Patrick Germain

Hi evaluators!  My name is Patrick Germain and I am the Director of Program Evaluation and Quality Assurance at Project Renewal, and the Founder and Director of Performance Management Professionals, a community of practice based in New York City on issues of Performance Measurement and Management and Evaluation.

Organizations are rife with politics, and politics is often the decisive factor in whether evaluations get used. This is the first of three blog posts on how I navigate and influence organizational politics to ensure that evaluation is appropriately supported and used in decision making.  

Week One: Managing Your Evaluation Reputation

When I started this job, I knew that my presence was likely to elicit wary skepticism from program staff – if not outright hostility. So I worked to position myself within the organization to avoid power struggles as much as possible:

Step 1: I clarified my role.

I worked with my team to define our department’s mission, and then broadcasted it as widely and frequently as possible:

Our role is to enhance the agency’s ability to achieve its mission by developing and facilitating processes and systems that measurably improve the quality and effectiveness of our services and operations, and to support agency leadership in managing towards high performance.

By framing my role as one of an internal consultant whose primary goal was to support the agency’s leadership, I was saying that I was there to help them achieve their goals, not just to question everything they were doing.
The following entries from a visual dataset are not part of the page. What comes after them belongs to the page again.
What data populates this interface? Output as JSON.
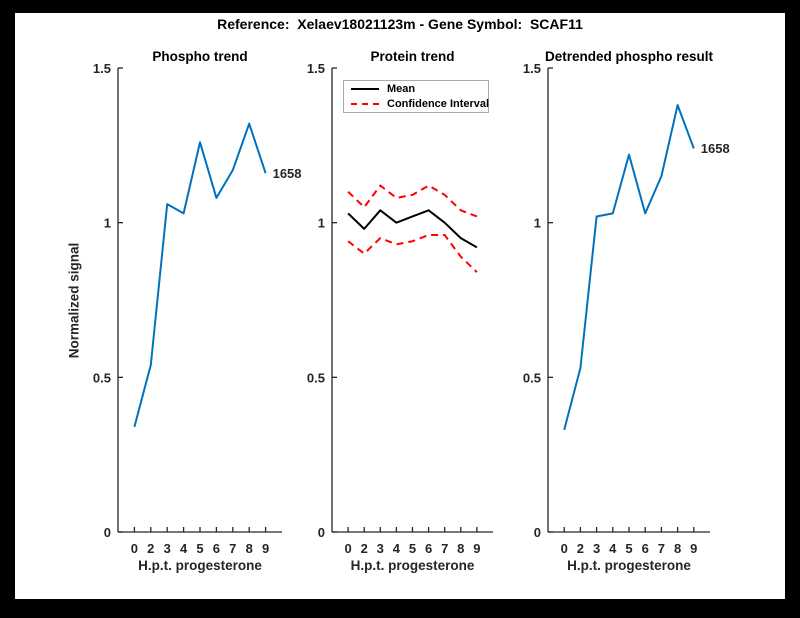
{
  "figure": {
    "title": "Reference:  Xelaev18021123m - Gene Symbol:  SCAF11"
  },
  "colors": {
    "blue": "#0072bd",
    "red": "#ff0000",
    "black": "#000000",
    "axis": "#262626",
    "panel_bg": "#ffffff",
    "frame_bg": "#000000"
  },
  "axis": {
    "ylabel": "Normalized signal"
  },
  "chart_data": [
    {
      "type": "line",
      "title": "Phospho trend",
      "xlabel": "H.p.t. progesterone",
      "ylabel": "Normalized signal",
      "x_labels": [
        "0",
        "2",
        "3",
        "4",
        "5",
        "6",
        "7",
        "8",
        "9"
      ],
      "ylim": [
        0,
        1.5
      ],
      "yticks": [
        0,
        0.5,
        1,
        1.5
      ],
      "ytick_labels": [
        "0",
        "0.5",
        "1",
        "1.5"
      ],
      "grid": false,
      "series": [
        {
          "name": "1658",
          "color": "#0072bd",
          "dash": false,
          "values": [
            0.34,
            0.54,
            1.06,
            1.03,
            1.26,
            1.08,
            1.17,
            1.32,
            1.16
          ]
        }
      ],
      "annotation": {
        "text": "1658"
      }
    },
    {
      "type": "line",
      "title": "Protein trend",
      "xlabel": "H.p.t. progesterone",
      "ylabel": "Normalized signal",
      "x_labels": [
        "0",
        "2",
        "3",
        "4",
        "5",
        "6",
        "7",
        "8",
        "9"
      ],
      "ylim": [
        0,
        1.5
      ],
      "yticks": [
        0,
        0.5,
        1,
        1.5
      ],
      "ytick_labels": [
        "0",
        "0.5",
        "1",
        "1.5"
      ],
      "grid": false,
      "legend": {
        "position": "top-left",
        "entries": [
          {
            "label": "Mean",
            "style": "solid-black"
          },
          {
            "label": "Confidence Interval",
            "style": "dashed-red"
          }
        ]
      },
      "series": [
        {
          "name": "Mean",
          "color": "#000000",
          "dash": false,
          "values": [
            1.03,
            0.98,
            1.04,
            1.0,
            1.02,
            1.04,
            1.0,
            0.95,
            0.92
          ]
        },
        {
          "name": "Confidence Interval upper",
          "color": "#ff0000",
          "dash": true,
          "values": [
            1.1,
            1.05,
            1.12,
            1.08,
            1.09,
            1.12,
            1.09,
            1.04,
            1.02
          ]
        },
        {
          "name": "Confidence Interval lower",
          "color": "#ff0000",
          "dash": true,
          "values": [
            0.94,
            0.9,
            0.95,
            0.93,
            0.94,
            0.96,
            0.96,
            0.89,
            0.84
          ]
        }
      ]
    },
    {
      "type": "line",
      "title": "Detrended phospho result",
      "xlabel": "H.p.t. progesterone",
      "ylabel": "Normalized signal",
      "x_labels": [
        "0",
        "2",
        "3",
        "4",
        "5",
        "6",
        "7",
        "8",
        "9"
      ],
      "ylim": [
        0,
        1.5
      ],
      "yticks": [
        0,
        0.5,
        1,
        1.5
      ],
      "ytick_labels": [
        "0",
        "0.5",
        "1",
        "1.5"
      ],
      "grid": false,
      "series": [
        {
          "name": "1658",
          "color": "#0072bd",
          "dash": false,
          "values": [
            0.33,
            0.53,
            1.02,
            1.03,
            1.22,
            1.03,
            1.15,
            1.38,
            1.24
          ]
        }
      ],
      "annotation": {
        "text": "1658"
      }
    }
  ]
}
Step 2: I talked the talk – Now I had to prove it!

I set out to establish relevancy, credibility, and integrity:

  • The leadership’s priorities were my priorities – I got the right information to the right people at the right time, and in the right format.
  • I made sure that whatever I did was accurate, clear, and actionable.
  • I followed through with what I said, and stuck to my guns when I was asked to bend the rules ‘just this once.’

Step 3: I became a problem solver.

One of my least favorite sayings is “It is what it is.” I want to yell out: “But that isn’t what it has to be!”  I began to cast myself as the ever-optimistic champion of change, and made sure to get some easy wins under my belt. Anything I could do to solve a problem, I did, no matter how small. We got a faster internet connection, we got the boxes taken out of the back bathroom, we convinced our funder to change their targets, we got carrots for our meetings instead of cookies, we changed the printer defaults to do double sided printing. And on and on. Not only did this win me allies, but people started to understand that we had the power to change the status quo.

Now, people knew that my goal was to help them achieve their goals and that I was trustworthy. They knew that I could help them figure out solutions to their problems and that I was able to achieve results. While none of this was directly about evaluation, these efforts positioned me so that by the time I got around to my evaluations being used, I had created an environment in which I was more likely to be listened to and trusted.

What has worked for you? What strategies have you used position yourself in your organization?